A prominent member of the Bank of England’s Monetary Policy Committee, Dave Ramsden, has voiced increased optimism regarding the UK’s inflation trajectory, hinting that it might settle at the target rate for a prolonged period, outperforming the central bank’s predictions.
Ramsden pointed out the UK’s transition from an “outlier” to a “laggard” in terms of inflation, suggesting a slow convergence with international patterns observed in the US and eurozone markets. The latest data from the Office for National Statistics (ONS) shows that Consumer Prices Index (CPI) inflation fell to 3.2 percent in March.
Although the Bank of England’s February projection foresaw a reversion to the two percent CPI inflation target from April to June this year, it also warned of the transitory nature of this equilibrium, with an anticipated rise in the second half of the year, possibly hitting 2.8 percent by the beginning of 2025.
In a speech at the Peterson Institute of International Economics in Washington DC, Mr Ramsden expressed his growing optimism.

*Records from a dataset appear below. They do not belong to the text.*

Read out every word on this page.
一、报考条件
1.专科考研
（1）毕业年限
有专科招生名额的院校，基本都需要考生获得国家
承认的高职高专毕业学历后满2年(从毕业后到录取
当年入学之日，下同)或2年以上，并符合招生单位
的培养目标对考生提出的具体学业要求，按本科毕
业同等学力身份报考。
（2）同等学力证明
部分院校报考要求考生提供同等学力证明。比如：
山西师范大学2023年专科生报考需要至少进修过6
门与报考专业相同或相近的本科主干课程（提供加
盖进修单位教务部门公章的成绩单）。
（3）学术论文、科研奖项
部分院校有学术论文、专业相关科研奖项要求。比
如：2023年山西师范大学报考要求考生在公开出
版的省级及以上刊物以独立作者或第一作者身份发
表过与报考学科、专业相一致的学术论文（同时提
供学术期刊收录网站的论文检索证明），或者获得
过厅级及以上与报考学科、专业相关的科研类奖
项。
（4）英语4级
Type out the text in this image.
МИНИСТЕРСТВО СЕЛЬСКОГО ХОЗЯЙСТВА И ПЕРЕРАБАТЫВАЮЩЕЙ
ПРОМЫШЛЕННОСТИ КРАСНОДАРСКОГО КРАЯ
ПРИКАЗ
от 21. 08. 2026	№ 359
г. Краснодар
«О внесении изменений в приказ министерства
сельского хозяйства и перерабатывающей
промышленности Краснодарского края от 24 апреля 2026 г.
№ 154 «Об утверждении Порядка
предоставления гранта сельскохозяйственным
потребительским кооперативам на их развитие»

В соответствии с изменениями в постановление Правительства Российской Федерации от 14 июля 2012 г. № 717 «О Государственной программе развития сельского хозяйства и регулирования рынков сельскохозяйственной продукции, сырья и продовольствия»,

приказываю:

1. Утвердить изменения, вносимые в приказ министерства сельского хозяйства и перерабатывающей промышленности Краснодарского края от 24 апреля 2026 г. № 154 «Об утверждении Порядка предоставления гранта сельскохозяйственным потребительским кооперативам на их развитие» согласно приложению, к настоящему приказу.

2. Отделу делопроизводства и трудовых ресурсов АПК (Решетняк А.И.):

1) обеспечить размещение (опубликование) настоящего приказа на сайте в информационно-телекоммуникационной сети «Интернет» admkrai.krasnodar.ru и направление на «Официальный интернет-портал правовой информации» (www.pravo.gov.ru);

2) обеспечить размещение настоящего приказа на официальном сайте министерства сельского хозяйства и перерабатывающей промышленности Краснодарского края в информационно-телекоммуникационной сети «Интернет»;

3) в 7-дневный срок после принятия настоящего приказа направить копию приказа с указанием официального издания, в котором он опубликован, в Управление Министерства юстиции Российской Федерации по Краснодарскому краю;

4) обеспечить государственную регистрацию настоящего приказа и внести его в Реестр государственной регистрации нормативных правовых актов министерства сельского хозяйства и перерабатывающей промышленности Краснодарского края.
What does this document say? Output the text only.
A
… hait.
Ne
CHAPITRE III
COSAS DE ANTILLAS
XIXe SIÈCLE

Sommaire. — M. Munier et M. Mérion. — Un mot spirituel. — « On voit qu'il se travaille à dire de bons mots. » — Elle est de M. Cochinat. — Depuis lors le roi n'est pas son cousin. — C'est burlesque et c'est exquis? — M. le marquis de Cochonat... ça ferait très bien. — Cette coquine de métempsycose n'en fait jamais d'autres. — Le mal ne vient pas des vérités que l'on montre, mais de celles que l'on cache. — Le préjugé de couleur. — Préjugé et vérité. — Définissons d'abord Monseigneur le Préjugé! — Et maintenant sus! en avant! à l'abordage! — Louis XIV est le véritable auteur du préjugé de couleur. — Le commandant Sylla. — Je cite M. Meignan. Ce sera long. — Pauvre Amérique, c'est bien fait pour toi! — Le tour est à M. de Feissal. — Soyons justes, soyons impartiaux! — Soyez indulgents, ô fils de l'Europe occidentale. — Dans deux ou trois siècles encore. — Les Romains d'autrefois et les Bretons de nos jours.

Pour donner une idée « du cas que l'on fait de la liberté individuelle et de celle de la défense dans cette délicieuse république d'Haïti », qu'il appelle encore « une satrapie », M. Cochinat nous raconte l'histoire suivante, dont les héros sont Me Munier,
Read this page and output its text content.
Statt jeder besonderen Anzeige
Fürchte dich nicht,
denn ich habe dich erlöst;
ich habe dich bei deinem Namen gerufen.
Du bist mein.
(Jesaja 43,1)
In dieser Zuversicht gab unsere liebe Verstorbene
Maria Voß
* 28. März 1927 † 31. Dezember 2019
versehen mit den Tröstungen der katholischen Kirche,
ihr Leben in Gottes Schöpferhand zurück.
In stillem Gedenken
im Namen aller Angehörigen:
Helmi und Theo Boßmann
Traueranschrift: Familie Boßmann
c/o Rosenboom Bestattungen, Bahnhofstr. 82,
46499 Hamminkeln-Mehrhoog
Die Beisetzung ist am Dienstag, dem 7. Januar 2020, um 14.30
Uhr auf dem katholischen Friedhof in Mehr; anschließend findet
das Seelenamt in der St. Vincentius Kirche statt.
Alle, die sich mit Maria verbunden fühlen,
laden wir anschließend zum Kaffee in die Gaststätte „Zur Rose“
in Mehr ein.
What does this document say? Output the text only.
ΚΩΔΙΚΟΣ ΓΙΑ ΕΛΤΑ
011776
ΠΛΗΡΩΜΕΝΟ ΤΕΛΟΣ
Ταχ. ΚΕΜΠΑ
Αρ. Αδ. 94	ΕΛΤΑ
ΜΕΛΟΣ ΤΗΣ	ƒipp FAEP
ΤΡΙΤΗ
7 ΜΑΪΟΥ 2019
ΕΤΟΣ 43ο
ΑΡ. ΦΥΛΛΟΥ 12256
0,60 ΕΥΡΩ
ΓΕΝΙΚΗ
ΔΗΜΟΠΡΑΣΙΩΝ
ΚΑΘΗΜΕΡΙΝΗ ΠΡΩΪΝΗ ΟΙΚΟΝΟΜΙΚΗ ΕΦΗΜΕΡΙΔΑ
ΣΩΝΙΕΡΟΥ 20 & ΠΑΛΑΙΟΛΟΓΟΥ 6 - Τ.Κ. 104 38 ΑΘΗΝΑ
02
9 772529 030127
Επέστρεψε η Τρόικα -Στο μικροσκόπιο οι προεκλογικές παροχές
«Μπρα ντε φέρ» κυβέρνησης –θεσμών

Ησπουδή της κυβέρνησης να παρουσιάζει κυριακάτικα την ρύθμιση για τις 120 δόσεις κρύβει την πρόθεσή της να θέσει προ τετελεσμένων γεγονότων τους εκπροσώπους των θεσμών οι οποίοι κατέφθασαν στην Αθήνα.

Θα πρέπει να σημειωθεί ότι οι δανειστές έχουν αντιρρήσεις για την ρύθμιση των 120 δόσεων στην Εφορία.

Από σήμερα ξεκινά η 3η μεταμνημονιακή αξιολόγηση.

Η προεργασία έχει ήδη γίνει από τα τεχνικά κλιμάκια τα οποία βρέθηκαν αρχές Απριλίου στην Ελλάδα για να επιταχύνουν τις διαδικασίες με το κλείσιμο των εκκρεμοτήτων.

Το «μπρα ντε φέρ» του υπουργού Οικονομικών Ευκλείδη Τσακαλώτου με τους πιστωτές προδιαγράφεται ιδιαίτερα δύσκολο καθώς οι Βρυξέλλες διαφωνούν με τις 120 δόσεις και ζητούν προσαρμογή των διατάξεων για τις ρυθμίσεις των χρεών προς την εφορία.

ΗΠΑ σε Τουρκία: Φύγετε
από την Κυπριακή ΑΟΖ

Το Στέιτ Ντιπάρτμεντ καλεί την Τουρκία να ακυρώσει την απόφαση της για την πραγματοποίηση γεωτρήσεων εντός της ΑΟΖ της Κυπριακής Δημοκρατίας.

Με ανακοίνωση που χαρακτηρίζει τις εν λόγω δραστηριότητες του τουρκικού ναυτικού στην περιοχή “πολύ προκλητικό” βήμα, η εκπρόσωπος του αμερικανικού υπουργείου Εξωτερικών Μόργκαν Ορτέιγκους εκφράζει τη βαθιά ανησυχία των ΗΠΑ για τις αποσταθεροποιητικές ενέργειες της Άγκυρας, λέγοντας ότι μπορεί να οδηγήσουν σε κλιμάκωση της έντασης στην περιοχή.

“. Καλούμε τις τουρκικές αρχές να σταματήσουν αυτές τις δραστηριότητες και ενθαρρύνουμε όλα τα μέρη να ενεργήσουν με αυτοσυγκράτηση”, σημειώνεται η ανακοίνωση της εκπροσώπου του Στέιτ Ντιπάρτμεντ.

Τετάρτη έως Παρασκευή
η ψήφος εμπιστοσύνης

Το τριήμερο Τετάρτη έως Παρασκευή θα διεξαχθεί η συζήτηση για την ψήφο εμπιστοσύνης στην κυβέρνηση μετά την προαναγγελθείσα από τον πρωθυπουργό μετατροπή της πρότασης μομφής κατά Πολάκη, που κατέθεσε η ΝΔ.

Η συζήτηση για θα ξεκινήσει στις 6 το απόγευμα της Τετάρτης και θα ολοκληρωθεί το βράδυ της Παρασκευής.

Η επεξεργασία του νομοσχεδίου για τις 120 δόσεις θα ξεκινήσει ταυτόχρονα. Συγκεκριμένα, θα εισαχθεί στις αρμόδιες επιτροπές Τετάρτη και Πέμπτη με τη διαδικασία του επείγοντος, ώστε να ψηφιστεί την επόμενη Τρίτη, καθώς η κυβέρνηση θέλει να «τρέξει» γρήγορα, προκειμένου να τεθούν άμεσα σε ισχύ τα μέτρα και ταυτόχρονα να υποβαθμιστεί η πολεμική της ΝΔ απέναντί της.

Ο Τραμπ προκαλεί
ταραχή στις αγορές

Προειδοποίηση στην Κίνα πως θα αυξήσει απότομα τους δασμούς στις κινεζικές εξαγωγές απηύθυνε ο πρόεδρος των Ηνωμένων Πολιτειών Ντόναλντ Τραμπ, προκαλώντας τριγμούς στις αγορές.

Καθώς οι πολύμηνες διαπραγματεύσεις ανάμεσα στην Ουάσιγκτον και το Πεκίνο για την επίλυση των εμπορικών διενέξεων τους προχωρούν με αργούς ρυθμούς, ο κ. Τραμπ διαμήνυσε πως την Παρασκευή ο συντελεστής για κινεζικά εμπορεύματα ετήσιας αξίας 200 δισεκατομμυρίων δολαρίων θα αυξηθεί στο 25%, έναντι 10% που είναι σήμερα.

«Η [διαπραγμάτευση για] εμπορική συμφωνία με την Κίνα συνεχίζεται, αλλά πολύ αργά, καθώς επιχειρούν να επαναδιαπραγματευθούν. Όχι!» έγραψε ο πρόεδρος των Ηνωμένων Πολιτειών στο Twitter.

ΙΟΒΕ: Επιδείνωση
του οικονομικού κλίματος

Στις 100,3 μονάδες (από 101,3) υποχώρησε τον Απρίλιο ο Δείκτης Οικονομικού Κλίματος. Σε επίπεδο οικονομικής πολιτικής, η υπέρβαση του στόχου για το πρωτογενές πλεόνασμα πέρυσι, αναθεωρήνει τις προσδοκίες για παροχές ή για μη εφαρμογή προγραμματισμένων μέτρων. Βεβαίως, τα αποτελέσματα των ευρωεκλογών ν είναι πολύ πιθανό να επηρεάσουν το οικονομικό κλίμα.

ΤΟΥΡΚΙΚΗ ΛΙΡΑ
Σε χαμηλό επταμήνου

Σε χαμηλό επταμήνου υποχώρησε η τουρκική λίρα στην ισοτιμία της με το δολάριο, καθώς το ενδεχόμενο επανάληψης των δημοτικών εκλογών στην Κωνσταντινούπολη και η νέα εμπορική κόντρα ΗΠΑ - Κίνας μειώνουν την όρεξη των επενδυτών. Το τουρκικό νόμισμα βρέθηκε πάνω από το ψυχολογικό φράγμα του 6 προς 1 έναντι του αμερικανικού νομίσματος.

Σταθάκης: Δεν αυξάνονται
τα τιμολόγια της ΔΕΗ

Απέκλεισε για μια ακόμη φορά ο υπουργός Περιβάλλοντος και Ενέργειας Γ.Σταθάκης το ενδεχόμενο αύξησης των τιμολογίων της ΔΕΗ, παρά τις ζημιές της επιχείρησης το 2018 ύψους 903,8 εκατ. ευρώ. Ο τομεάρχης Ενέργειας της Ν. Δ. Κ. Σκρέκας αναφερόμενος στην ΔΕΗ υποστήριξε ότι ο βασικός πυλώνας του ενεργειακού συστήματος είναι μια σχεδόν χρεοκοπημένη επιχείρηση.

He stated that recent months have reinforced his belief that the risk of persistent high inflation in the UK is lessening.
He said, “For me the balance of domestic risks to the outlook for UK inflation, relative to the February MPR (Monetary Policy Report) forecasts, is now tilted to the downside, with a scenario where inflation stays close to the two percent target over the whole forecast period at least as likely,” reports the Mirror.
The Bank’s forecast spans the next three years. “This leaves the UK as less of an outlier and more of a laggard in terms of recent inflation performance, and one that is now catching up quickly,” he added.
The Monetary Policy Committee (MPC) will convene its next meeting in May, but it is not expected to start reducing interest rates until later in the summer. After being hiked by the Bank of England to tackle inflation, rates are currently at a 16-year peak of 5.25 percent.